AT&T restructures WarnerMedia to cut $10 bn Opex pressure

AT&T is restructuring WarnerMedia, its entertainment and content business, as part of the strategy to reduce pressure on its operations expenditure, Reuters reported.
AT&T campaignAT&T has already announced a major job cut without sharing more details. AT&T has also lost two executives — Richard Plepler, head of HBO and David Levy, president of Turner Broadcasting.

AT&T last week won an appeals court decision challenging its $85 billion deal to buy Time Warner. AT&T aims to reinvest savings into its programming businesses. It will launch an early version of its HBO-led subscription video streaming service late this year.

On the other hand, Netflix has 150 million plus subscribers. The global direct-to-consumer video streaming service spent heavily on Hollywood television and movie talent.

Disney, which paid $71 billion to buy Twenty-First Century Fox’s film and television assets, will launch its Disney+ streaming service by the end of 2019.

Earlier, AT&T CFO John Stephens said the telecom operator is confident in its ability to stabilize EBITDA in its Entertainment Group in 2019. The company expects a significant improvement in the EBITDA growth rate in the first quarter of 2019.

Entertainment Group EBITDA will reflect improving video ARPU as previous 2-year price locks continue to expire. The company also expects that annual price increases and growth in advertising revenues will help offset content cost increases.

AT&T will focus on profitability for DIRECTV NOW with focused promotions. AT&T said earlier that WarnerMedia was accretive to revenues, adjusted EPS and free cash flow in the second half of 2018. The company expects merger-related synergies of about $700 million by year-end 2019.
AT&T earlier said its total revenue for the fourth quarter of 2018 was $48 billion (+15.2 percent) primarily due to the Time Warner acquisition.

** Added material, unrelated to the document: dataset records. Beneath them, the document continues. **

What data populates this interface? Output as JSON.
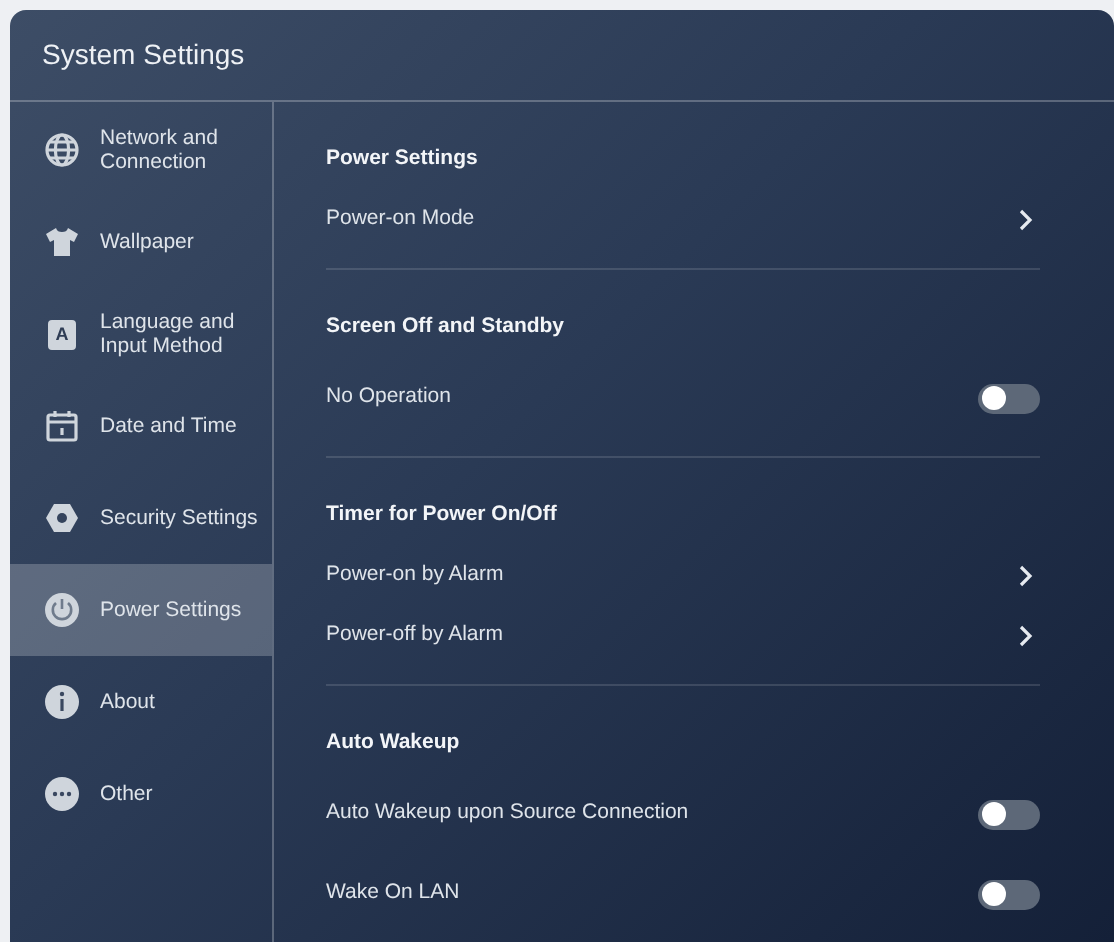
{
  "window": {
    "title": "System Settings"
  },
  "sidebar": {
    "items": [
      {
        "label": "Network and Connection",
        "selected": false
      },
      {
        "label": "Wallpaper",
        "selected": false
      },
      {
        "label": "Language and Input Method",
        "glyph": "A",
        "selected": false
      },
      {
        "label": "Date and Time",
        "selected": false
      },
      {
        "label": "Security Settings",
        "selected": false
      },
      {
        "label": "Power Settings",
        "selected": true
      },
      {
        "label": "About",
        "selected": false
      },
      {
        "label": "Other",
        "selected": false
      }
    ]
  },
  "sections": [
    {
      "heading": "Power Settings",
      "items": [
        {
          "kind": "link",
          "label": "Power-on Mode"
        }
      ]
    },
    {
      "heading": "Screen Off and Standby",
      "items": [
        {
          "kind": "toggle",
          "label": "No Operation",
          "on": false
        }
      ]
    },
    {
      "heading": "Timer for Power On/Off",
      "items": [
        {
          "kind": "link",
          "label": "Power-on by Alarm"
        },
        {
          "kind": "link",
          "label": "Power-off by Alarm"
        }
      ]
    },
    {
      "heading": "Auto Wakeup",
      "items": [
        {
          "kind": "toggle",
          "label": "Auto Wakeup upon Source Connection",
          "on": false
        },
        {
          "kind": "toggle",
          "label": "Wake On LAN",
          "on": false
        }
      ]
    }
  ]
}
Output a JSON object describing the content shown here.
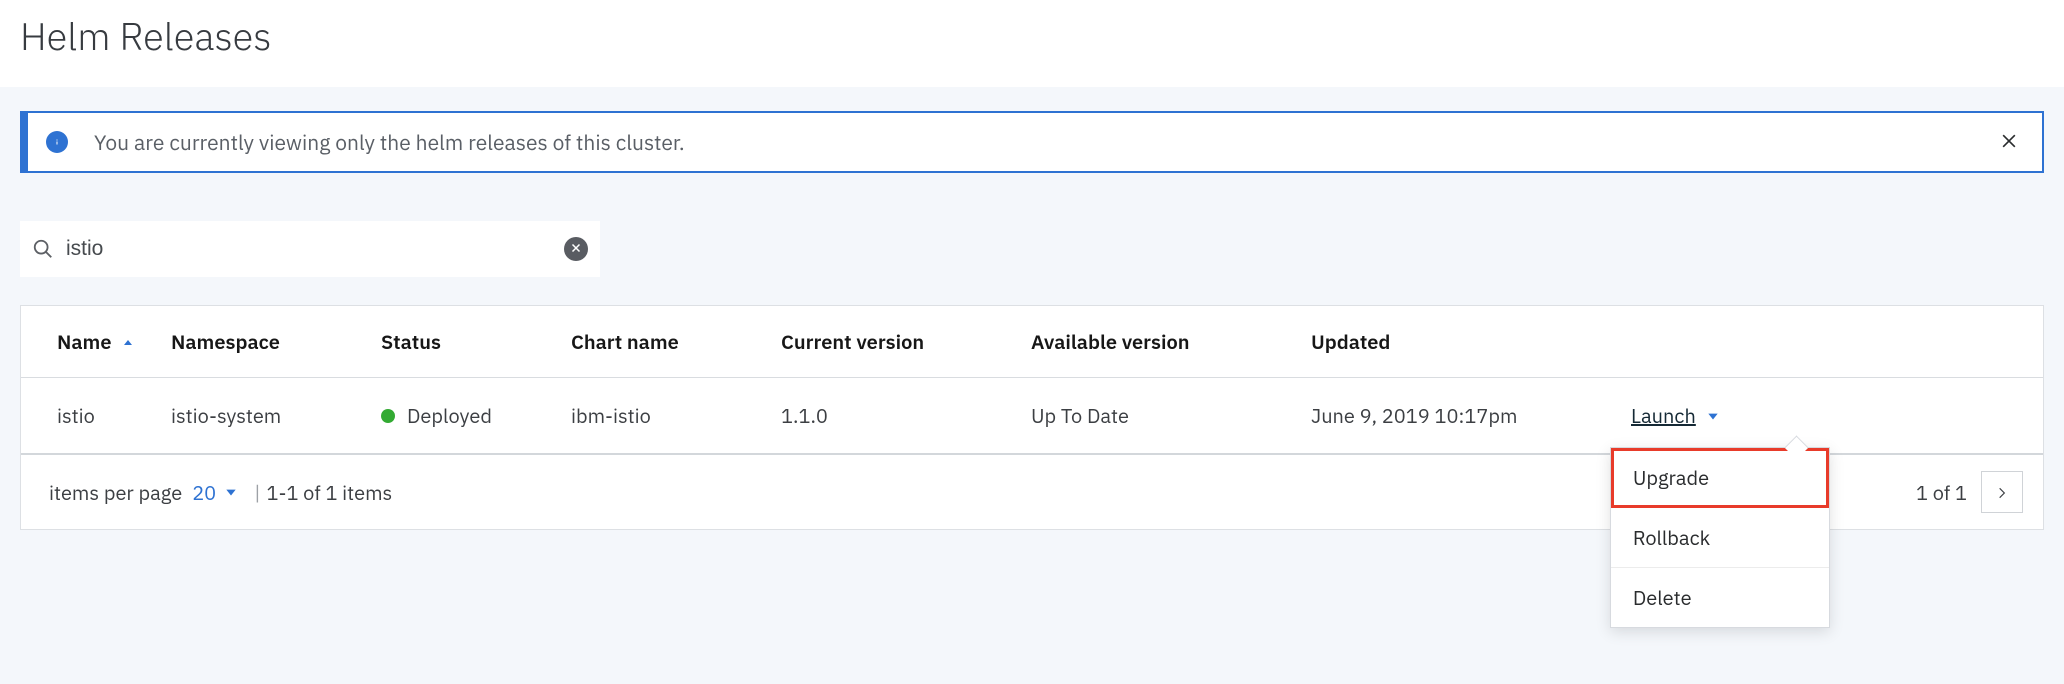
{
  "page_title": "Helm Releases",
  "info_banner": {
    "message": "You are currently viewing only the helm releases of this cluster."
  },
  "search": {
    "value": "istio",
    "placeholder": ""
  },
  "table": {
    "columns": {
      "name": "Name",
      "namespace": "Namespace",
      "status": "Status",
      "chart_name": "Chart name",
      "current_version": "Current version",
      "available_version": "Available version",
      "updated": "Updated"
    },
    "rows": [
      {
        "name": "istio",
        "namespace": "istio-system",
        "status": "Deployed",
        "status_color": "#33aa33",
        "chart_name": "ibm-istio",
        "current_version": "1.1.0",
        "available_version": "Up To Date",
        "updated": "June 9, 2019 10:17pm",
        "action_label": "Launch"
      }
    ]
  },
  "pagination": {
    "items_per_page_label": "items per page",
    "items_per_page_value": "20",
    "range_text": "1-1 of 1 items",
    "page_text": "1 of 1"
  },
  "menu": {
    "items": [
      {
        "label": "Upgrade",
        "highlight": true
      },
      {
        "label": "Rollback",
        "highlight": false
      },
      {
        "label": "Delete",
        "highlight": false
      }
    ]
  }
}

Operating expenses of AT&T rose to $41.8 billion versus $40.4 billion in the year-ago quarter, primarily due to the Time Warner acquisition.

Operating expenses of AT&T rose by about $2.9 billion due to the Time Warner acquisition and Entertainment Group content cost pressure in Q4.

In 2018, AT&T’s operating expenses were $144.7 billion against $140.6 billion, primarily due to the Time Warner acquisition.

AT&T had spent an additional about $10 billion towards operating expenses due to the Time Warner, Entertainment Group content cost pressure and higher wireless equipment costs, partially offset by the write-off of certain network assets in the prior year and cost efficiencies.

“At a time when we must shift our investment focus to develop more content for specific and demanding audiences on emerging platforms, we can’t sustain a model where we invest one dollar more than necessary in the administrative aspects of running our business,” WarnerMedia CEO John Stankey said in a memo to its employees.

Robert Greenblatt, a former executive at Comcast Corp’s NBCUniversal unit, will oversee premium cable network HBO, cable channels TNT, TBS, Tru TV and the upcoming video streaming service as chairman of WarnerMedia Entertainment.

CNN chief Jeff Zucker will add oversight of sports programming across the company as chairman of News and Sports.

Kevin Tsujihara will continue to run Warner Bros Hollywood and TV studios and add two new businesses to his responsibilities, including a newly created kids and young adult group.

The overhaul will bring together kids programming from across the company, including storied franchises Hanna-Barbera and Loony Tunes. Tsujihara will also oversee the licensed consumer products business across the company.

WarnerMedia has also consolidated advertising sales and affiliate sales under one division to be run by Gerhard Zeiler, newly appointed chief revenue officer. Zeiler was president of Turner International.